Baker Supports Interstate Bank System by 1990
Treasury Secretary James A. Baker III today endorsed a shift to nationwide interstate banking in mid-1990, but without the tight restraints on bank mergers approved by a House committee.
Members of the Senate Banking Committee told Baker that they will continue to fight any move that goes beyond the Supreme Court’s decision Monday that allows states to join regional banking compacts that exclude other states.
“I certainly see no need to have an interstate banking title in our bill at all,” said Sen. Jake Garn (R-Utah), chairman of the Senate panel.
But Baker supported legislation approved Wednesday by the House Banking Committee that would phase out regional compacts after five years. Under that bill, states that currently exclude banks from any other state are the only ones that could avoid making all others eligible to cross their borders after regional compacts are ended.
Baker said the shift to interstate banking on July 1, 1990, would allow what “seems to me to be a reasonable time period for regional banks to make the transition to full interstate banking.”

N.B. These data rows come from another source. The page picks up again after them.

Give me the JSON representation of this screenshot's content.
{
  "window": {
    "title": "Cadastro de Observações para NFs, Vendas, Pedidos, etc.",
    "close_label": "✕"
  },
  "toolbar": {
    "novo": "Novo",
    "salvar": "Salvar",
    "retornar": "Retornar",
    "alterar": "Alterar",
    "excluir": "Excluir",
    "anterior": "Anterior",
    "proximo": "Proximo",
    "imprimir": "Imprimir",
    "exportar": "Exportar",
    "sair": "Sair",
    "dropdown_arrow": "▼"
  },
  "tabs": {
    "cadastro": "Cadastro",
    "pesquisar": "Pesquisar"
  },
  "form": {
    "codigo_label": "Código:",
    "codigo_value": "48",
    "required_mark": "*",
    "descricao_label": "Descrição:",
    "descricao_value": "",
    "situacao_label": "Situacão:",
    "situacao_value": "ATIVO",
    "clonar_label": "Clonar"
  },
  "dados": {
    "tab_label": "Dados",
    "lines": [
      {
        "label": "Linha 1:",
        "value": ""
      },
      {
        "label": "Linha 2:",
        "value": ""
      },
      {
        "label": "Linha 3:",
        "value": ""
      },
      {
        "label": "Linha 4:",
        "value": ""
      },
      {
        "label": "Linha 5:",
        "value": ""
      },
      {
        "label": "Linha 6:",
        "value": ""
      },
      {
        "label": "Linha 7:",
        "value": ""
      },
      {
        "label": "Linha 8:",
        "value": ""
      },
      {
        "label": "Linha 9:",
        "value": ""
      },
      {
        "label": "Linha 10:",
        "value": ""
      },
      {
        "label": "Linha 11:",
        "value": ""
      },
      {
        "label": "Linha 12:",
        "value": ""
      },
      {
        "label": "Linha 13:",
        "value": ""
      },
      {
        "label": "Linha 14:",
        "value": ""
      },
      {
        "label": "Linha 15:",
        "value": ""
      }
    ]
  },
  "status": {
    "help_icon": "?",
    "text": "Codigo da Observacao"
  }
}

He termed unnecessary, however, a provision in the House bill that bans mergers among the 25 largest banks and blocks the three largest from acquiring any other large banks.
“The Administration is not convinced that size is inherently bad or that current antitrust laws are inadequate to deal with concerns about undue concentration of resources,” Baker said.
Bill for Big Banks
The House panel’s bill was a victory for big banks in New York and California, the losers in the Supreme Court ruling that sanctioned a pact between Massachusetts and Connecticut that prevents New York’s big banks from moving in. Similar multistate compacts have been formed in the Southeast and the Northwest.
“It looks as if the odds are stacking against those of us who believe in retaining the system that has served so brilliantly for so many years,” said Sen. William Proxmire (D-Wis.).
Proxmire said the United States is alone in the diversity of its banking system. There are 14,000 U.S. banks, with no group dominating the market, in contrast with other countries where a handful of national banks control 95% of the industry, he said.